L’armée congolaise a appelé vendredi les combattants des Forces démocratiques de libération du Rwanda (FDLR), un groupe armé rwandais actif dans l’est de la République démocratique du Congo (RDC), à déposer les armes et à se rendre « sans condition » aux autorités ou à la mission de l’ONU (MONUSCO), en vue de leur rapatriement vers le Rwanda.
L’appel figure dans un communiqué signé par le porte-parole de l’état-major général des Forces armées de la RDC (FARDC), le général-major Ekenge Bomusa Efomi Sylvain.
Il intervient dans le cadre de la mise en œuvre de l’« ordre opérationnel » adopté le 1er octobre par le Comité conjoint de supervision de l’accord de Washington, conclu entre la RDC et le Rwanda sous la médiation des États-Unis.
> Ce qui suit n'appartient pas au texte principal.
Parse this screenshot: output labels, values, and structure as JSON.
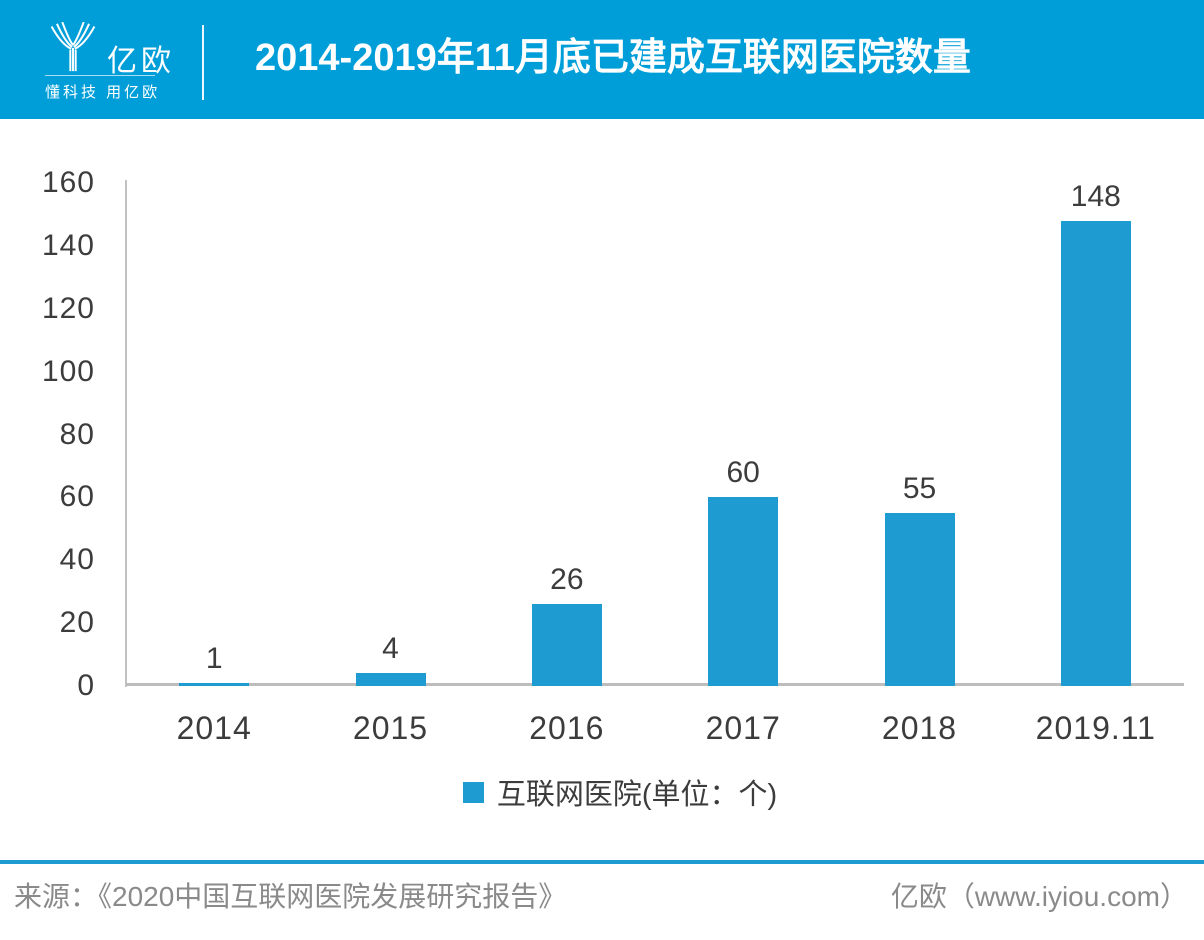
{
  "header": {
    "logo": {
      "brand": "亿欧",
      "slogan": "懂科技 用亿欧"
    },
    "title": "2014-2019年11月底已建成互联网医院数量"
  },
  "chart_data": {
    "type": "bar",
    "title": "2014-2019年11月底已建成互联网医院数量",
    "categories": [
      "2014",
      "2015",
      "2016",
      "2017",
      "2018",
      "2019.11"
    ],
    "values": [
      1,
      4,
      26,
      60,
      55,
      148
    ],
    "series": [
      {
        "name": "互联网医院",
        "values": [
          1,
          4,
          26,
          60,
          55,
          148
        ]
      }
    ],
    "legend_label": "互联网医院(单位：个)",
    "unit": "个",
    "xlabel": "",
    "ylabel": "",
    "ylim": [
      0,
      160
    ],
    "yticks": [
      0,
      20,
      40,
      60,
      80,
      100,
      120,
      140,
      160
    ],
    "grid": false,
    "legend_position": "bottom",
    "value_labels_shown": true,
    "bar_color": "#1E9CD2"
  },
  "footer": {
    "source": "来源：《2020中国互联网医院发展研究报告》",
    "brand": "亿欧（www.iyiou.com）"
  },
  "colors": {
    "header_bg": "#009ED9",
    "bar": "#1E9CD2",
    "axis_line": "#BFBFBF",
    "text_dark": "#3C3C3C",
    "footer_text": "#8A8A8A",
    "footer_line": "#1E9CD2",
    "header_text": "#FFFFFF"
  }
}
Les FARDC demandent également aux populations vivant dans les zones où opèrent les FDLR de « se désolidariser » de ces rebelles et de les encourager à se rendre. En cas de refus d’obtempérer, l’armée congolaise prévient qu’elle procédera à leur désarmement « par contrainte ou par usage de la force ».
L’état-major rappelle aussi l’interdiction faite aux militaires congolais de collaborer, « d’une manière ou d’une autre », avec les FDLR, sous peine de sanctions sévères.
Les FDLR, composées de rebelles hutus rwandais installés en RDC depuis la fin du génocide de 1994 au Rwanda, sont accusées de violences contre les civils dans l’est congolais. Le Rwanda les considère comme menace pour ses frontières.